An ultrasonic ruler, such as the one discussed in Example 4 in Section 16.6, displays the distance between the ruler and an object, such as a wall. The ruler sends out a pulse of ultrasonic sound and measures the time it takes for the pulse to reflect from the object and return. The ruler uses this time, along with a preset value for the speed of sound in air, to determine the distance. Suppose that you use this ruler under water, rather than in air. The actual distance from the ultrasonic ruler to an object is 24.0 m. The adiabatic bulk modulus and density of seawater are Bad = 2.37 × 109 Pa and rho = 1025 kg/m3, respectively. Assume that the ruler uses a preset value of 343 m/s for the speed of sound in air. Determine the distance reading that the ruler displays.

Answer 1

Answer:

reading would be 5.413 m.

Explanation:

Given:-

- The actual distance from ruler to an object is d = 24.0 m

- The adiabatic bulk modulus, B = 2.37 *10^9 Pa

- The density of seawater, ρ = 1025 kg/m^3

- The preset value of speed of sound in air, v_th = 343 m/s.

Find:-

Determine the distance reading that the ruler displays.

Solution:-

- We will first determine the actual speed of the sound ( v_a) in sea-water which can be determined from the following formula:

                            v_a = √ (B /  ρ )

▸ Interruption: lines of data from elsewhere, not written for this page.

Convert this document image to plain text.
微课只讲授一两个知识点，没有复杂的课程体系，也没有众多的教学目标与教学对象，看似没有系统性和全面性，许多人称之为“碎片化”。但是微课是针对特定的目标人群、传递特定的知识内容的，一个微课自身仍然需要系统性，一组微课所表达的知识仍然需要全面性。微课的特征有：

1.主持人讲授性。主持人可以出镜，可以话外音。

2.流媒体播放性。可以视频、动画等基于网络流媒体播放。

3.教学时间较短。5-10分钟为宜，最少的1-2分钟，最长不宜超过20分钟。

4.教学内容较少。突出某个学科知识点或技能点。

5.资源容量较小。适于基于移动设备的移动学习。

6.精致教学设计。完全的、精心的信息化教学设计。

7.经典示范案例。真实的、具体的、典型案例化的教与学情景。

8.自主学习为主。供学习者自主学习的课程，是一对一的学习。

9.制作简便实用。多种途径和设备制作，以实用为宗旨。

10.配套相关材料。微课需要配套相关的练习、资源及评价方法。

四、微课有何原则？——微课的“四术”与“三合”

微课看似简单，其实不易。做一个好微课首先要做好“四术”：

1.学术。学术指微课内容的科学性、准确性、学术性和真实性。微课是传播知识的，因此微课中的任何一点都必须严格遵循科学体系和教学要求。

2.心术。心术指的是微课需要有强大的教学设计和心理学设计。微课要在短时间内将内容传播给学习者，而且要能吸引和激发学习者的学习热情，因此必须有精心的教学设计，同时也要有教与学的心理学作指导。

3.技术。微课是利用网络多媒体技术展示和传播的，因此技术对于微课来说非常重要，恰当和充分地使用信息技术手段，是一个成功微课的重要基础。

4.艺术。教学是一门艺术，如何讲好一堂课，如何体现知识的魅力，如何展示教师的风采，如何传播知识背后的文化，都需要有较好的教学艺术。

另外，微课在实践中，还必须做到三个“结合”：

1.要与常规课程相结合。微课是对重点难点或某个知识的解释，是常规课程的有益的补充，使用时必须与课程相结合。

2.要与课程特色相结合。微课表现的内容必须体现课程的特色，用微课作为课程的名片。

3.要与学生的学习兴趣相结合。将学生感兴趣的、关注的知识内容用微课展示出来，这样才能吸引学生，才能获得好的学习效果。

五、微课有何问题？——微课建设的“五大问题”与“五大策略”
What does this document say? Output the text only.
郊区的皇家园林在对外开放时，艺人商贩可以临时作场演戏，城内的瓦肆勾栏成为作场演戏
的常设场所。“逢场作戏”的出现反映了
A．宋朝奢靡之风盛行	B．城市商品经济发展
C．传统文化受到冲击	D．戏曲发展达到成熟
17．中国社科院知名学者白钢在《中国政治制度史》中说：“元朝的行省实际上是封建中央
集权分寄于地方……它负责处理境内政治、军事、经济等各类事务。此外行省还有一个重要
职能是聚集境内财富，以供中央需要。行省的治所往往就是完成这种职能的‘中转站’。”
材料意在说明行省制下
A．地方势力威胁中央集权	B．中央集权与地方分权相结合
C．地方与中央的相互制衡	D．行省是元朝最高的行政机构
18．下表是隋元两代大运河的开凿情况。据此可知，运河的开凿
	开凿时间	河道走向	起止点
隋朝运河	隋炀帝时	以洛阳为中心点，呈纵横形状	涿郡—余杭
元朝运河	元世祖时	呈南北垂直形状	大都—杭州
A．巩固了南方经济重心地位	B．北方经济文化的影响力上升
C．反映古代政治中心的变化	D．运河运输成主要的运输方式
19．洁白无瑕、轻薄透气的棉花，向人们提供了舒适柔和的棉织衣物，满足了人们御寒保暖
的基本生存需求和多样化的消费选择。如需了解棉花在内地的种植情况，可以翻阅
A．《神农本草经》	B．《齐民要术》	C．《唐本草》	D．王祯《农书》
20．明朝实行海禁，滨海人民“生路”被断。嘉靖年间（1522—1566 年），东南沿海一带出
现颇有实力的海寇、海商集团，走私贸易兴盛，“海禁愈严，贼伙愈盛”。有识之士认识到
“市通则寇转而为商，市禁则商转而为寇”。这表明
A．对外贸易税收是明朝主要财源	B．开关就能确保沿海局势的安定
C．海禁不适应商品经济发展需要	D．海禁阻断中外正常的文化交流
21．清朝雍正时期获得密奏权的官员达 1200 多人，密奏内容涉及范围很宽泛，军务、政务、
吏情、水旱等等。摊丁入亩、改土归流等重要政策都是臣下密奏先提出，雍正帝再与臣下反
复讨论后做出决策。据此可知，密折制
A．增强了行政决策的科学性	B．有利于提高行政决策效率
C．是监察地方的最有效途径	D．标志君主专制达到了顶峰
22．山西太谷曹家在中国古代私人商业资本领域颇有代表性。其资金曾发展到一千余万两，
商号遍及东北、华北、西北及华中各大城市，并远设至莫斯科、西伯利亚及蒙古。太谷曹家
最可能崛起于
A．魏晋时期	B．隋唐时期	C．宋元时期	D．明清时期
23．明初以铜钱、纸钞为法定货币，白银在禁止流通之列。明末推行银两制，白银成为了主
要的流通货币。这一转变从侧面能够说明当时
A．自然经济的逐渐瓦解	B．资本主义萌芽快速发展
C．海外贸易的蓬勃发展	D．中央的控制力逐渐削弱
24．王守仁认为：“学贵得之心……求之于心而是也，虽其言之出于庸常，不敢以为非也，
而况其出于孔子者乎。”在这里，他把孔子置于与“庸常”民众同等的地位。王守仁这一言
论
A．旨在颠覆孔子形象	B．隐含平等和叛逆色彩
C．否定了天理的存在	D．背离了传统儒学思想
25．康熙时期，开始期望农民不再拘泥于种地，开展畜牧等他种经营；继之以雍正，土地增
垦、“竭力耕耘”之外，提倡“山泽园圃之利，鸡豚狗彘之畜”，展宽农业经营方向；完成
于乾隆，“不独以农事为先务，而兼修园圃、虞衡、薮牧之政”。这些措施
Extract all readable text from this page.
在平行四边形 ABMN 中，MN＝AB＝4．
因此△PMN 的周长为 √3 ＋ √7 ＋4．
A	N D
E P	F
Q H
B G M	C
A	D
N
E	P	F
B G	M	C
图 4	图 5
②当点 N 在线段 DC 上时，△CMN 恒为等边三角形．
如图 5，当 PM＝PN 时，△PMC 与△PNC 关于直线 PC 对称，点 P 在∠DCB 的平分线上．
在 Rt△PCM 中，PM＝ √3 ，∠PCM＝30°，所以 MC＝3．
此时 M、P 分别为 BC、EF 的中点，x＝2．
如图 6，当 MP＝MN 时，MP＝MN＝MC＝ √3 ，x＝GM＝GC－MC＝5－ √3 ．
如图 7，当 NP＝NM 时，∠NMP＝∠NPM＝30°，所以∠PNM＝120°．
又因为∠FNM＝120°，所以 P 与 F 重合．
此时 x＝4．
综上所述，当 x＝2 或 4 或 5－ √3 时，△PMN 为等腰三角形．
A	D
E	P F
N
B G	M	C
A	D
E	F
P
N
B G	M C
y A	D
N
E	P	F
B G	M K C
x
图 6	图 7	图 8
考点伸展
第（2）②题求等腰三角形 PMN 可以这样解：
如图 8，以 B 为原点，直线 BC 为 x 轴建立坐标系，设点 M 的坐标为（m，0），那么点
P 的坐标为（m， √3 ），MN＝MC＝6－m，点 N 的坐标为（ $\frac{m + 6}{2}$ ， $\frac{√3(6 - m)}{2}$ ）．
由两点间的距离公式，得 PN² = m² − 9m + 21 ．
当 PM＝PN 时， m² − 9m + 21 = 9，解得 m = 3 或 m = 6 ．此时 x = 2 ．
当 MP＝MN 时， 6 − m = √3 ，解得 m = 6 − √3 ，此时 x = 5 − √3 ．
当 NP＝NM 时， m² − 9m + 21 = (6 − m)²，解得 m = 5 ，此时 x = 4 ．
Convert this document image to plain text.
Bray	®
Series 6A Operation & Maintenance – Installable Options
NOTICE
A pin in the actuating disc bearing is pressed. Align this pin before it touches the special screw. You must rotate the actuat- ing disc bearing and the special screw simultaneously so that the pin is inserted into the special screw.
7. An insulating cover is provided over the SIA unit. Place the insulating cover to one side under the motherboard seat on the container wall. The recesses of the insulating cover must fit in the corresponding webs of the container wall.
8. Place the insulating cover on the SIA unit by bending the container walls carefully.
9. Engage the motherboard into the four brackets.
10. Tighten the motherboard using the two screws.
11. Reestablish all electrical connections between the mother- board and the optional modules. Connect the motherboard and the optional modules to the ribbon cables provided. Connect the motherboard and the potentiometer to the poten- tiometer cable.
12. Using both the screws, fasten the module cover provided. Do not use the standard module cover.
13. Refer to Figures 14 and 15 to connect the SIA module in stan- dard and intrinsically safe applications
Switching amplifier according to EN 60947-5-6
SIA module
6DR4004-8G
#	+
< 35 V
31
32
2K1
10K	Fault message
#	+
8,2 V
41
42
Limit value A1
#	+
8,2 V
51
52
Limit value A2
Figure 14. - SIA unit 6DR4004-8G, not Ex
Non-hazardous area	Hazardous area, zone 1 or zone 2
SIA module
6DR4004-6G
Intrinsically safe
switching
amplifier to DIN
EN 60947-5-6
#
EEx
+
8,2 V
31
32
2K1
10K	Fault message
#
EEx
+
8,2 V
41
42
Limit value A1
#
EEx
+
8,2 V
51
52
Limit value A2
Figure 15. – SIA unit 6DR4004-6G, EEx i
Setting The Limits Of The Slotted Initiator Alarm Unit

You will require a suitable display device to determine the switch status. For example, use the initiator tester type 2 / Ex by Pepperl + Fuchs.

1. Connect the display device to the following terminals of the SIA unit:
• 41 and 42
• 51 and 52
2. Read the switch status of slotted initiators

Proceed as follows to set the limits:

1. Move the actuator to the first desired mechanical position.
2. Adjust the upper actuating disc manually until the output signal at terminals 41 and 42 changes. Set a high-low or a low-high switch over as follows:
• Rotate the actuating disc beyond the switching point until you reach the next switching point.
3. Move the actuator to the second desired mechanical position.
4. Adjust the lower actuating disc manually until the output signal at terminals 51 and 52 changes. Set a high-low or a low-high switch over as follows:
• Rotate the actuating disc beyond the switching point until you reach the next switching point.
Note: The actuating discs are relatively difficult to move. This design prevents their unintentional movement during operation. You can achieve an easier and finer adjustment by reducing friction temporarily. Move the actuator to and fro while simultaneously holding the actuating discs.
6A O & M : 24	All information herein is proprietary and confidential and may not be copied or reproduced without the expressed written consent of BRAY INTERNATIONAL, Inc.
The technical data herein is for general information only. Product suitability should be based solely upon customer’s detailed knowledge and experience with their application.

- Plug in the values in the relationship above and compute v_a:

                            v_a = √ ( 2.37 *10^9 /  1025  )        

                            v_a = 1520.59038 m/s

- The time taken (t) for for the sound to travel from source(ruler) to an object which is d distance away.

                            d = v_a*t

                            t = d / v_a

                            t = 24.0 / 1520.59038

                            t = 0.01578 s

- The distance reading on the ruler would be preset speed (v_th) of sound in air multiplied by the time taken(t).

                           reading = v_th*t

                           reading = (343)*(0.01578)

                                         = 5.413 m